How do you identify ways to make your CUDA kernels perform faster?
If you're developing on Linux then the CUDA Visual Profiler gives you a whole load of information, knowing what to do with it can be a little tricky. On Windows you can also use the CUDA Visual Profiler, or (on Vista/7/2008) you can use Nexus which integrates nicely with Visual Studio and gives you combined host and GPU profile information.
Once you've got the data, you need to know how to interpret it. The Advanced CUDA C presentation from GTC has some useful tips. The main things to look out for are:
Optimal memory accesses: you need to know what you expect your code to do and then look for exceptions. So if you are always loading floats, and each thread loads a different float from an array, then you would expect to see only 64-byte loads (on current h/w). Any other loads are inefficient. The profiling information will probably improve in future h/w.
Minimise serialization: the "warp serialize" counter indicates that you have shared memory bank conflicts or constant serialization, the presentation goes into more detail and what to do about this as does the SDK (e.g. the reduction sample)

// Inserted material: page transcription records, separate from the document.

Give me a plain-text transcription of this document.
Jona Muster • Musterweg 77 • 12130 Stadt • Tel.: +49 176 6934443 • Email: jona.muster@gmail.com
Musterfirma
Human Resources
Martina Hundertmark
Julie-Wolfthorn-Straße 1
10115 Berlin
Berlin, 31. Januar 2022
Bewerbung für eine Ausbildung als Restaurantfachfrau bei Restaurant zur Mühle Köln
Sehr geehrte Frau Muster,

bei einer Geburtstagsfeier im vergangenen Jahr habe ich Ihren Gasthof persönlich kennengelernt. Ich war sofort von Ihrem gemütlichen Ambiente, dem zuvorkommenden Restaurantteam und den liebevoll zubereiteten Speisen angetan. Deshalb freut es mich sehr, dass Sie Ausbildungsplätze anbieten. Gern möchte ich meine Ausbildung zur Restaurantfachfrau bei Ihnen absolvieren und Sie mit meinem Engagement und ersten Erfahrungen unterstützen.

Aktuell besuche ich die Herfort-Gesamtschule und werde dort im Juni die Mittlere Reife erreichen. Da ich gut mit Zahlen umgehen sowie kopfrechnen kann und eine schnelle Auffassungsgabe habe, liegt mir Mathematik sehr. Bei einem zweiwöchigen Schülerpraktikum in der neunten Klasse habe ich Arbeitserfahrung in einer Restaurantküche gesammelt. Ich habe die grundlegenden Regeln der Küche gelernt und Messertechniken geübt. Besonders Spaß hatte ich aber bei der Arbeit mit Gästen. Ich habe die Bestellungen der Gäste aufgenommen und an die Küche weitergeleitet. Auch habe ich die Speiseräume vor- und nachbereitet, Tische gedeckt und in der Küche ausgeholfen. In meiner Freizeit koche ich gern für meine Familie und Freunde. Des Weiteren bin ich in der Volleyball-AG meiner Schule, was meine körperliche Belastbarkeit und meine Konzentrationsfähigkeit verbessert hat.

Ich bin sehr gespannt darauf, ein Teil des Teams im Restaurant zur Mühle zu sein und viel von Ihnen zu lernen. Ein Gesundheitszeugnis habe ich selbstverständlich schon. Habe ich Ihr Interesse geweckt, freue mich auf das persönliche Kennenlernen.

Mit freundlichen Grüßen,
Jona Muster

Overlap I/O and compute: this is where Nexus really shines (you can get the same info manually using cudaEvents), if you have a large amount of data transfer you want to overlap the compute and the I/O
Execution configuration: the occupancy calculator can help with this, but simple methods like commenting the compute to measure expected vs. measured bandwidth is really useful (and vice versa for compute throughput)
This is just a start, check out the GTC presentation and the other webinars on the NVIDIA website.

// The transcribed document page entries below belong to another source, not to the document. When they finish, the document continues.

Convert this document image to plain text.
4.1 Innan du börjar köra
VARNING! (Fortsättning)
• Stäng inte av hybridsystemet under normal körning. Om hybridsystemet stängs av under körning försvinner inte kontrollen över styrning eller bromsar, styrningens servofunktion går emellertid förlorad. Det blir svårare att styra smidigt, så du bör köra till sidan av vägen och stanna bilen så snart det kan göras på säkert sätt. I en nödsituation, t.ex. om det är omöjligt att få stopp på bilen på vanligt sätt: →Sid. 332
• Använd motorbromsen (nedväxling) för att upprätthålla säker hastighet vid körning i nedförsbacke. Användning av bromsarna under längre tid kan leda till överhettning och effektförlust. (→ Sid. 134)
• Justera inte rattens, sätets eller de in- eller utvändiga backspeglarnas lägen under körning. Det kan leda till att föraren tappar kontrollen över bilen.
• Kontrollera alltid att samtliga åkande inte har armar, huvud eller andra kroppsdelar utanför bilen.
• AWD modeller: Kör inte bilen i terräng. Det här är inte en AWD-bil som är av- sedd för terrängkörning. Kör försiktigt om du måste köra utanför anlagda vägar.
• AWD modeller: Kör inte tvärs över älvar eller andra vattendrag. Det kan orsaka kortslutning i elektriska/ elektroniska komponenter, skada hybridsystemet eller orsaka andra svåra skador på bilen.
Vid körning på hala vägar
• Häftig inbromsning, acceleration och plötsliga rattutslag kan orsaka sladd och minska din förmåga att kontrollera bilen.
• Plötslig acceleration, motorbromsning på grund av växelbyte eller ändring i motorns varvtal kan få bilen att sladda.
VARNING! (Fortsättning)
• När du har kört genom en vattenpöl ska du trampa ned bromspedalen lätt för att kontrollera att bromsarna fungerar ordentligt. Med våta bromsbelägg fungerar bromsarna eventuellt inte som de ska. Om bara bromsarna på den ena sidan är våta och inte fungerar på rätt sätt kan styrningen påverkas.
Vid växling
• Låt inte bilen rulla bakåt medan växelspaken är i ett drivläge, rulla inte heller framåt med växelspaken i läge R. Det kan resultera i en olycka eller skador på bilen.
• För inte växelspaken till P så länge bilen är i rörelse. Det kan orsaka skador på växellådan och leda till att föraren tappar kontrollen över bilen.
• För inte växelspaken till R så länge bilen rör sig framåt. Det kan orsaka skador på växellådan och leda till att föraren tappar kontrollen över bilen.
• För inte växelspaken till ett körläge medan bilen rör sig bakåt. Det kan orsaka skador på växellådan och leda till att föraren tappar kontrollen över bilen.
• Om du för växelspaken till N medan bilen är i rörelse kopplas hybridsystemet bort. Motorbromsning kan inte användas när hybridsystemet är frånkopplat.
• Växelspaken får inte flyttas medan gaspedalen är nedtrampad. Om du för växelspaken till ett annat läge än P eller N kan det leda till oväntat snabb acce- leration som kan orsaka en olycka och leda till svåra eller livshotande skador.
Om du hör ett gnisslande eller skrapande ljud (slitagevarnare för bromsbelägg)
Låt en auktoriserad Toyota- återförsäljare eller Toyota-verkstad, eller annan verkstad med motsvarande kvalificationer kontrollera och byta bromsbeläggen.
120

If you are using Windows... Check Nexus:
http://developer.nvidia.com/object/nexus.html
The CUDA profiler is rather crude and doesn't provide a lot of useful information. The only way to seriously micro-optimize your code (assuming you have already chosen the best possible algorithm) is to have a deep understanding of the GPU architecture, particularly with regard to using shared memory, external memory access patterns, register usage, thread occupancy, warps, etc.
Maybe you could post your kernel code here and get some feedback ?

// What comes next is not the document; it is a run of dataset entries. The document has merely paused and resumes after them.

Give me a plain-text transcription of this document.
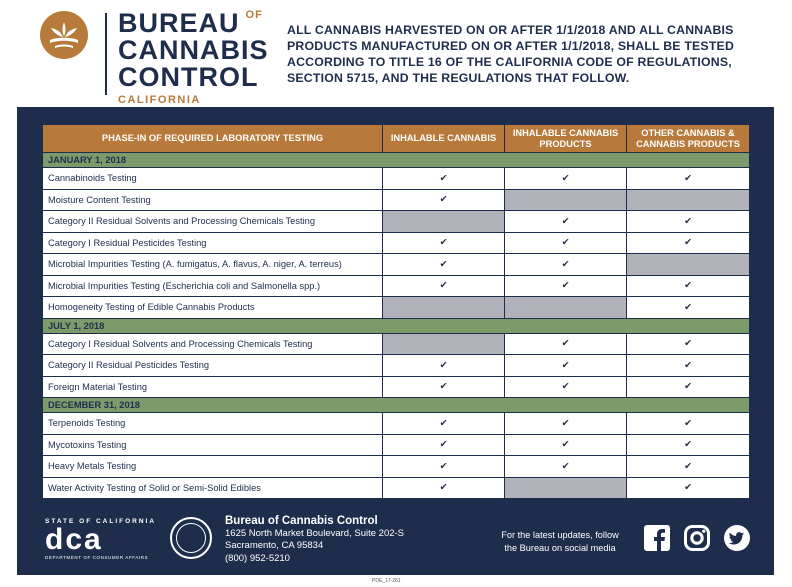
BUREAU $^{OF}$
CANNABIS
CONTROL
CALIFORNIA
ALL CANNABIS HARVESTED ON OR AFTER 1/1/2018 AND ALL CANNABIS PRODUCTS MANUFACTURED ON OR AFTER 1/1/2018, SHALL BE TESTED ACCORDING TO TITLE 16 OF THE CALIFORNIA CODE OF REGULATIONS, SECTION 5715, AND THE REGULATIONS THAT FOLLOW.
PHASE-IN OF REQUIRED LABORATORY TESTING	INHALABLE CANNABIS	INHALABLE CANNABIS PRODUCTS	OTHER CANNABIS & CANNABIS PRODUCTS
JANUARY 1, 2018			
Cannabinoids Testing	✔	✔	✔
Moisture Content Testing	✔		
Category II Residual Solvents and Processing Chemicals Testing		✔	✔
Category I Residual Pesticides Testing	✔	✔	✔
Microbial Impurities Testing (A. fumigatus, A. flavus, A. niger, A. terreus)	✔	✔	
Microbial Impurities Testing (Escherichia coli and Salmonella spp.)	✔	✔	✔
Homogeneity Testing of Edible Cannabis Products			✔
JULY 1, 2018			
Category I Residual Solvents and Processing Chemicals Testing		✔	✔
Category II Residual Pesticides Testing	✔	✔	✔
Foreign Material Testing	✔	✔	✔
DECEMBER 31, 2018			
Terpenoids Testing	✔	✔	✔
Mycotoxins Testing	✔	✔	✔
Heavy Metals Testing	✔	✔	✔
Water Activity Testing of Solid or Semi-Solid Edibles	✔		✔
STATE OF CALIFORNIA
dca
DEPARTMENT OF CONSUMER AFFAIRS
Bureau of Cannabis Control
1625 North Market Boulevard, Suite 202-S
Sacramento, CA 95834
(800) 952-5210
For the latest updates, follow
the Bureau on social media
PDE_17-261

The nVidia CUDA developer forum forum is also a good place to go for help with this kind of problem.
I hung back because I'm no CUDA expert, and the other answers are pretty good IF the code is already pretty near optimal. In my experience, that's a big IF, and there's no harm in verifying it.
To verify it, you need to find out if the code is for sure not doing anything it doesn't really have to do. Here are ways I can see to verify that:
Run the same code on the vanilla processor, and either take stackshots of it, or use a profiler such as Oprofile or RotateRight/Zoom that can give you equivalent information.
Running it on a CUDA processor, and doing the same thing, if possible.
What you're looking for are lines of code that have high occupancy on the call stack, as shown by the fraction of stack samples containing them. Those are your "bottlenecks". It does not take a very large number of samples to locate them.